Reporting a Phishing Scam or Suspicious Email

Learn how to report a suspicious email or phishing attempt to the NCU IT security team — including using the built-in Report Phishing button in Outlook and Gmail, forwarding as an attachment when needed, and what to do on mobile.

Before you report

If you received a suspicious message, do not click any links, open any attachments, or reply to the sender. Your instinct to delete it is understandable — but reporting it first helps IT investigate the source, warn others, and potentially block further attacks.

What happens after you report: IT reviews every report. You may not receive a direct reply — most are acted on quietly. When something is widespread, IT issues a campus alert. Otherwise, reports inform blocklist updates, filter tuning, and ongoing investigation behind the scenes.

It's worth understanding why not every report leads to a visible fix. Many of the phishing attempts hitting NCU aren't sophisticated — they're simply a Gmail or Yahoo address with an NCU employee's name attached and a convincing-looking signature. There's no spoofed domain to block, no compromised NCU account to lock down. IT can block a specific address, but blocking an entire major email provider isn't an option. The same applies when an email warns you that "your account has been compromised" — often it isn't an NCU account at all. These messages survive filters because they technically come from legitimate mail providers.

That's exactly why awareness is the most important layer of defense. IT can't always stop these at the door — but you can spot them by checking the actual sender address before acting on anything.

If you have already clicked a link, entered credentials, or sent money or personal information — stop reading this article and go to Help! I Have Been Phished! for immediate recovery steps. Call IT at 612.343.4170 right now.

Report Phishing button — Outlook and Gmail

The built-in Report Phishing button is the fastest and preferred way to report. It alerts IT and Microsoft or Google simultaneously, preserves what they need for investigation, and removes the message from your inbox — no forwarding required.

Outlook Desktop (Windows & Mac)

  1. Select the suspicious email in your inbox.
  2. Click the Report button in the Home ribbon.
  3. Select Report Phishing from the dropdown.
  4. If prompted, confirm whether to also notify Microsoft — yes is the right answer.

Don't see a Report button? Click the at the far right of the ribbon and look for Report or Report Message there. If it's still missing, use the forward-as-attachment fallback below.

Outlook on the Web (Microsoft 365)

  1. Open or select the suspicious email.
  2. Click the Report button in the toolbar at the top of the message.
  3. Select Report Phishing from the dropdown.
  4. If prompted, confirm whether to also notify Microsoft.

The message is deleted from your inbox automatically once reported.

Gmail

  1. Open the suspicious email.
  2. Click the three vertical dots (⋮) next to the Reply button in the top-right corner of the message.
  3. Select Report phishing, then click Report Phishing Message to confirm.

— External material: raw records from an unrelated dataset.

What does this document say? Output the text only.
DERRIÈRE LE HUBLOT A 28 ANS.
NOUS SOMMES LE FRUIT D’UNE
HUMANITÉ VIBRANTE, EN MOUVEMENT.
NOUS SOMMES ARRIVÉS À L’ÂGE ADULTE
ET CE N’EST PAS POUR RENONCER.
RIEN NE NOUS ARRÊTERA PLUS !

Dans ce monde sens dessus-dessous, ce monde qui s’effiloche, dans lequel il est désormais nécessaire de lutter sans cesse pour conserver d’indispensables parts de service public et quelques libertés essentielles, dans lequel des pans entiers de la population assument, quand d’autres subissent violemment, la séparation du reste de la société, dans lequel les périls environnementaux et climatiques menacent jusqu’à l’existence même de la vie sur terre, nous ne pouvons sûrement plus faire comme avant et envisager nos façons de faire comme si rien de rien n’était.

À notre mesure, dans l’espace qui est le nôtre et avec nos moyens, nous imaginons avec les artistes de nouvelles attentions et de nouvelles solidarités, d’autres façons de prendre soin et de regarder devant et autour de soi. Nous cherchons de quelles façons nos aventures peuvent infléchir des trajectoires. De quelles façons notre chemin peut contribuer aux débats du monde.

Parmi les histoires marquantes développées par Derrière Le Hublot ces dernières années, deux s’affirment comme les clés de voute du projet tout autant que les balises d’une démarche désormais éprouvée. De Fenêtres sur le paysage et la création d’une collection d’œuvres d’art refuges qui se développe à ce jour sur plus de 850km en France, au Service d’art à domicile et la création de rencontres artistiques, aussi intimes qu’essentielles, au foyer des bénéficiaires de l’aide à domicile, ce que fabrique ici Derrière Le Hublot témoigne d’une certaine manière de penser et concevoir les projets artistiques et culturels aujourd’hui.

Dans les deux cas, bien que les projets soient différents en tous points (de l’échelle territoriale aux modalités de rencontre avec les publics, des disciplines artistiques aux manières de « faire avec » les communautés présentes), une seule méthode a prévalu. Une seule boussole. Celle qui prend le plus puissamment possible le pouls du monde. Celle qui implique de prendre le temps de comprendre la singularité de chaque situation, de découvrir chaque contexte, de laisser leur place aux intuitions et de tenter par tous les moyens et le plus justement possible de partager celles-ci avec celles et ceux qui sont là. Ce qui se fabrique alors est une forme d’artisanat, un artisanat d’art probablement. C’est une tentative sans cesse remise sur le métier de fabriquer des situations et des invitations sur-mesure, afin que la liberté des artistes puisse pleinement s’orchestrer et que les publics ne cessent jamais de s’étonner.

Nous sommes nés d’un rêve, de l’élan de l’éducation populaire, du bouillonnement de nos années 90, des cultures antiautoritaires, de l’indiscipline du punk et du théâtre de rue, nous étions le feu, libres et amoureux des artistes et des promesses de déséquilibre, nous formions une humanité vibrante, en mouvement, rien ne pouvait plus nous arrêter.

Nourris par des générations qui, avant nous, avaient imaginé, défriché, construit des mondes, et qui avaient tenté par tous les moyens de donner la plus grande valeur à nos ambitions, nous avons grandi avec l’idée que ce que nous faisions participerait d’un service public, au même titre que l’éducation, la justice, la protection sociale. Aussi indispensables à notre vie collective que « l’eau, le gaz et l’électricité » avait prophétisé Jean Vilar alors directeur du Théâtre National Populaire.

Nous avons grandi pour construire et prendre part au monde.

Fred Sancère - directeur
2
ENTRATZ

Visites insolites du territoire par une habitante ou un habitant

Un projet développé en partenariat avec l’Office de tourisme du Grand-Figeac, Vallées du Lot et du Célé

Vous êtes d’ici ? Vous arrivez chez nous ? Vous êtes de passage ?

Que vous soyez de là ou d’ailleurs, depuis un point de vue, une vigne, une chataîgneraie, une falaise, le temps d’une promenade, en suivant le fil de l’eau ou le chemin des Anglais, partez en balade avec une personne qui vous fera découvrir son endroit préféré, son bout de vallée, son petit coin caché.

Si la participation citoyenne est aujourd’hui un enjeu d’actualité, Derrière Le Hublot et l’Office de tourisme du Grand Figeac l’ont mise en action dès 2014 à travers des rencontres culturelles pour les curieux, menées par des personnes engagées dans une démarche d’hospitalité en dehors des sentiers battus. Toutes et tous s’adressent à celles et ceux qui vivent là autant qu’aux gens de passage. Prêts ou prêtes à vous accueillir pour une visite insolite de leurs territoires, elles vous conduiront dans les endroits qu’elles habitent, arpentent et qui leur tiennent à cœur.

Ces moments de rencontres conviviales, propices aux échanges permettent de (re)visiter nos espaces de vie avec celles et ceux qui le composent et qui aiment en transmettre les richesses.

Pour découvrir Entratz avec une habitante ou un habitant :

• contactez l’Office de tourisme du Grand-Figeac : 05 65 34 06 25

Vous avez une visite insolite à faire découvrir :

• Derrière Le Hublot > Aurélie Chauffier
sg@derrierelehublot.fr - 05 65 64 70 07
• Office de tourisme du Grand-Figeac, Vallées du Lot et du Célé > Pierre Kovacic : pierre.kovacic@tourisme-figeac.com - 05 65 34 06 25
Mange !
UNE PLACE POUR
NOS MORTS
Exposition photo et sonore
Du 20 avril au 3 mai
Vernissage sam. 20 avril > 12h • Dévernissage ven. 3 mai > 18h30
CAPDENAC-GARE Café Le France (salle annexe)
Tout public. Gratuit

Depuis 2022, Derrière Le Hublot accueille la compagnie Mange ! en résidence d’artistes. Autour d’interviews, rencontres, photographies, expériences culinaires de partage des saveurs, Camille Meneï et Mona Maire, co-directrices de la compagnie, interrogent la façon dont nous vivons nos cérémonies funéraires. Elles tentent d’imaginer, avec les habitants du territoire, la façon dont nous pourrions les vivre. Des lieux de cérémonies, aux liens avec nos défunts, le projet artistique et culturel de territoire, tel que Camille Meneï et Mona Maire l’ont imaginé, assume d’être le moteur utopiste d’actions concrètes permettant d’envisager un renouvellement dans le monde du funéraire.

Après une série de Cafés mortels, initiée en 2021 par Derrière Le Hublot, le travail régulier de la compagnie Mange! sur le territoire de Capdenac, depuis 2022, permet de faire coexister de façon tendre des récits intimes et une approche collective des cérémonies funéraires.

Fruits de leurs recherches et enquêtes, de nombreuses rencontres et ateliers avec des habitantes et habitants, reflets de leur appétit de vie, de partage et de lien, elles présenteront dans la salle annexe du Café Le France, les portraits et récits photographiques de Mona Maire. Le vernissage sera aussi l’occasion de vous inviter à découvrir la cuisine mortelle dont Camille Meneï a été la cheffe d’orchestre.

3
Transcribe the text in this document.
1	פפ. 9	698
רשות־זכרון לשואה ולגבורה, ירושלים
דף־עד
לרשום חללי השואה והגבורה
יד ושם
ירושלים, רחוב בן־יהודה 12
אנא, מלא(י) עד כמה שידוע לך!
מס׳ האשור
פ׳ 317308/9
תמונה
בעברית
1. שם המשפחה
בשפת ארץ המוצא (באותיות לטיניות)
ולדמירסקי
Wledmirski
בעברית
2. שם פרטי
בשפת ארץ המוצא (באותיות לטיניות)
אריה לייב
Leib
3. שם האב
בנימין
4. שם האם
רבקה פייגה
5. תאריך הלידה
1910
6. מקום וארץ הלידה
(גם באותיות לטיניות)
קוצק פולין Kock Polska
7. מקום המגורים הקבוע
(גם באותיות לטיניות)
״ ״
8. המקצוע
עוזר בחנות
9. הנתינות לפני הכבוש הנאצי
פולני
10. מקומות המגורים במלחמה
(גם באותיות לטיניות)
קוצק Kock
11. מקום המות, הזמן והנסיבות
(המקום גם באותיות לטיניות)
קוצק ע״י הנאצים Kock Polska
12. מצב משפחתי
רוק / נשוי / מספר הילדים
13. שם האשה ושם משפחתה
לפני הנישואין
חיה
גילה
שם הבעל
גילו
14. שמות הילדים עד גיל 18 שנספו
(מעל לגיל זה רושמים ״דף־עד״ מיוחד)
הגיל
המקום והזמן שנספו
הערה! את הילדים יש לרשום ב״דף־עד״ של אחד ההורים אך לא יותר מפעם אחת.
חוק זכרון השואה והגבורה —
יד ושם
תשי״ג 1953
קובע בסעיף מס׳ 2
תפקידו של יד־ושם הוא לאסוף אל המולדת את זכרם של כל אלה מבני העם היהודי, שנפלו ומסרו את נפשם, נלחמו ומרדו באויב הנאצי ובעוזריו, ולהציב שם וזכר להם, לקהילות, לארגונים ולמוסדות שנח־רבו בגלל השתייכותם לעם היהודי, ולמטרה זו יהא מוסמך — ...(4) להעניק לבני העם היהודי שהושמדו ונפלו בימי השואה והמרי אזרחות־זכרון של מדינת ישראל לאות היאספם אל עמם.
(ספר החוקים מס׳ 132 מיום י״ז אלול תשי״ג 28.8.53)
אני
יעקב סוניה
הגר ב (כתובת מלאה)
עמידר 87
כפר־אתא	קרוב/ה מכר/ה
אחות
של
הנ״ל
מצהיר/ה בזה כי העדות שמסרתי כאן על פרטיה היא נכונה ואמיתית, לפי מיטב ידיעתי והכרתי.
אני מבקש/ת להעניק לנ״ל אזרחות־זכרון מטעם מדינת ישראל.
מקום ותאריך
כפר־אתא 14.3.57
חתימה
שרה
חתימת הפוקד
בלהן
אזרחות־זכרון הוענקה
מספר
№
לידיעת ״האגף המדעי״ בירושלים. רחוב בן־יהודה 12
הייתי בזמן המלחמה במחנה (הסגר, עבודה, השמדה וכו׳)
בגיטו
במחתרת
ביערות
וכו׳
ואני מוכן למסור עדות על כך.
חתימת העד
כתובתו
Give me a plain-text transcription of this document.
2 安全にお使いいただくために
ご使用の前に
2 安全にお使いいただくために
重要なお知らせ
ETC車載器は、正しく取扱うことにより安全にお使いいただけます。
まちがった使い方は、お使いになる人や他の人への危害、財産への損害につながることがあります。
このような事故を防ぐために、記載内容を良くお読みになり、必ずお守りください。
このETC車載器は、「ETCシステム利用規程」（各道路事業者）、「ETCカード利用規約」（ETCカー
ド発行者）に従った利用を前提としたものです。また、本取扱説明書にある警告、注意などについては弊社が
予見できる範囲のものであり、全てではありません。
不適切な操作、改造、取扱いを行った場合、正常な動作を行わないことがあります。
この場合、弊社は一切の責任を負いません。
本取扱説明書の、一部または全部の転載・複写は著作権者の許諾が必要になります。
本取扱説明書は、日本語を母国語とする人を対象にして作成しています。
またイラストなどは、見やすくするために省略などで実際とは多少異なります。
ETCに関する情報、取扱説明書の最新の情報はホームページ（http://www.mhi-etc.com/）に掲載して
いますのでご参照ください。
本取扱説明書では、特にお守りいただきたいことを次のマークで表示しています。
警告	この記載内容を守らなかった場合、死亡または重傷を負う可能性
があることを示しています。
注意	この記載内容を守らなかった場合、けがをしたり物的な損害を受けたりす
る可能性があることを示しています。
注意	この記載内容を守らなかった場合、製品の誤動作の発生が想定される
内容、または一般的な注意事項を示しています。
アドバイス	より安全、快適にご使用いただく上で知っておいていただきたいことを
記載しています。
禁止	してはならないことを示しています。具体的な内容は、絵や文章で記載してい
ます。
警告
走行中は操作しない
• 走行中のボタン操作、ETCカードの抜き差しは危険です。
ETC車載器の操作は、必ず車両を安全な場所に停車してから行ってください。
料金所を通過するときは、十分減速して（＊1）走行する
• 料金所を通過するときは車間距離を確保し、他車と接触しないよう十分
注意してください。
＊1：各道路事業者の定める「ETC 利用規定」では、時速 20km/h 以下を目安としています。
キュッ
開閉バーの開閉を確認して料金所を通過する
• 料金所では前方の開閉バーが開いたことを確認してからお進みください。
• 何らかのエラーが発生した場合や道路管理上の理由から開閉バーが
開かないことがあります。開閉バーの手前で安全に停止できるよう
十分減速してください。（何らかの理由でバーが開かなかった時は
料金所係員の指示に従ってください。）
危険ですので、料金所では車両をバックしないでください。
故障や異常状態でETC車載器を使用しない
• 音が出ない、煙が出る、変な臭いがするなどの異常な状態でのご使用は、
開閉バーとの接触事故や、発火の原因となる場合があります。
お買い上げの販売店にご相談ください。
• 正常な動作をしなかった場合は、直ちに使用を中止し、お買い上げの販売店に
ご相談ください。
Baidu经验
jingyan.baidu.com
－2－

This reports to Google's abuse team. Also forward to incident@northcentral.edu so NCU IT is in the loop — use the Outlook web fallback steps below if you need to forward from a personal Gmail.

Reporting on mobile

Use the Outlook mobile app — it's the recommended email client on mobile

NCU recommends the Outlook mobile app (iOS and Android) as your primary email client on any mobile device. From within the app:

  1. Open the suspicious email.
  2. Tap the three dots (⋯) in the top-right corner of the message.
  3. Select Report Junk, then choose Phishing.

If you're accessing email through a mobile browser or a different app, forward the message to incident@northcentral.edu and follow up with a call to IT at 612.343.4170 if the message seems serious.

Forwarding as an attachment (fallback)

If the Report Phishing button isn't available, forward the suspicious message as an attachment to incident@northcentral.edu. A regular forward strips the technical headers IT needs — forwarding as an attachment preserves them.

Outlook Desktop — forward as attachment

  1. Select the suspicious email in your inbox.
  2. Press Ctrl + Alt + F. A new draft will open with the message attached.
  3. Add incident@northcentral.edu in the To: field and send.

Outlook on the Web — forward as attachment

  1. Click New message to compose a new email, then click the pop-out icon in the upper-right of the compose window to open it in its own window.
  2. Drag the suspicious email from your inbox into the body of the new message — it will appear as an attachment.
  3. Add incident@northcentral.edu in the To: field and send.
Why full headers matter

Full headers let IT trace where the message actually came from

A regular forward strips most of the technical metadata out of an email. Full headers tell IT:

  • The actual path the message traveled to reach your inbox
  • The true originating server — even when the display name or From address is spoofed
  • Timestamps and relay points that help trace and block the source

The built-in Report Phishing buttons preserve this automatically. If you're forwarding manually, forwarding as an attachment is the only way to include it.